The Los Angeles Lakers landed the no.2 overall pick in this year’s NBA Draft, putting the rebuilding franchise in prime position to select UCLA standout Lonzo Ball. The Lakers, with 46.9 percent chance of retaining their first-round pick ahead of the NBA Draft Lottery, emerged as one of the big winners Thursday night.

Born to be a Laker

College basketball and NBA Draft expert Chad Ford of ESPN reported weeks ago about the Lakers’ front-office interest in using their lottery pick for Chino Hills native Lonzo Ball. The UCLA star took college hoops by storm this past season after he averaged 14.6 points, 7.6 assists and 1.8 steals across 36 games.

However, the most impressive part about Ball’s game is his shooting efficiency. He shot 55.1 percent from the field and 41.2 percent from beyond the arc. Bleacher Report writer Alec Nathan also paid attention to Ball’s highly efficient shot selection.

“Not only did Ball shoot better than 55 percent from the field while attempting 56.6 percent of his total shots from beyond the arc, per, he also made a gaudy 78.9 percent of his looks at the rim,” Nathan noted.

Ford said the Lakers are enamored with Ball’s all-around brilliance, while ESPN First Take analyst Stephen A. Smith believes the Los Angeles kid has all the makings of a box-office superstar.

Although several NBA scouts have some level of concerns about the off-court shenanigans of Ball’s father, LaVar, Chris Heisler of Los Angeles Daily News reported that Lakers president of basketball operations Magic Johnson isn’t too worried about potential distractions LaVar could bring to the franchise.

“Happily for Lonzo, scouts have him down as a level-headed, unassuming young man or, in other words, nothing like his father.

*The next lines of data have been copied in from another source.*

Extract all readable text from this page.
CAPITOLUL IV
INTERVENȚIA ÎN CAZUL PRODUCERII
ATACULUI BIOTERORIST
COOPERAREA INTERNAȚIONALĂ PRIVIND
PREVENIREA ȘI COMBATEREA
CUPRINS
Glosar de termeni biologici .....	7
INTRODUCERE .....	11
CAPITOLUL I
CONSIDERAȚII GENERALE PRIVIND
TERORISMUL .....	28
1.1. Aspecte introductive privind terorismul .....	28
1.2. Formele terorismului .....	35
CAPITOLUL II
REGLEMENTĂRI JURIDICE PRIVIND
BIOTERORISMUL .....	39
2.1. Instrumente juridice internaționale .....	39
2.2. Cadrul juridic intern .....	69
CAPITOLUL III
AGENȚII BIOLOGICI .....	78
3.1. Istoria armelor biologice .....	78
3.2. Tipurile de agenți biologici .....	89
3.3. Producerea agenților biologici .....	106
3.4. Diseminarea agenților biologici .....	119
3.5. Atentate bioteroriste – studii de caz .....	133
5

Asked about LaVar at the NBA combine, Magic said the father would have “no effect at all” on his son’s draft status,” according to Heisler.

Moving parts

With Ball appears to be heading to the Lakers, all eyes will be on Magic as he makes the necessary moves to make Lonzo’s arrival smooth as possible.

Nathan thinks it won’t be shocking if the Lakers president explores a trade to unload one of their guards: D’Angelo Russell and Jordan Clarkson.

Between the two, Russell will command a better trade returns largely because of his status as a former no.2 overall pick and he’s still playing on a rookie contract. Clarkson, on the other hand, is earning $12.5 million per year after re-signing with the Lakers to a four-year, $40 million deal.

The sheer size of his contract makes Clarkson a little harder to trade than Russell, although he can still be used as potential trade package if the Lakers pull off a major coup on the trade market this summer.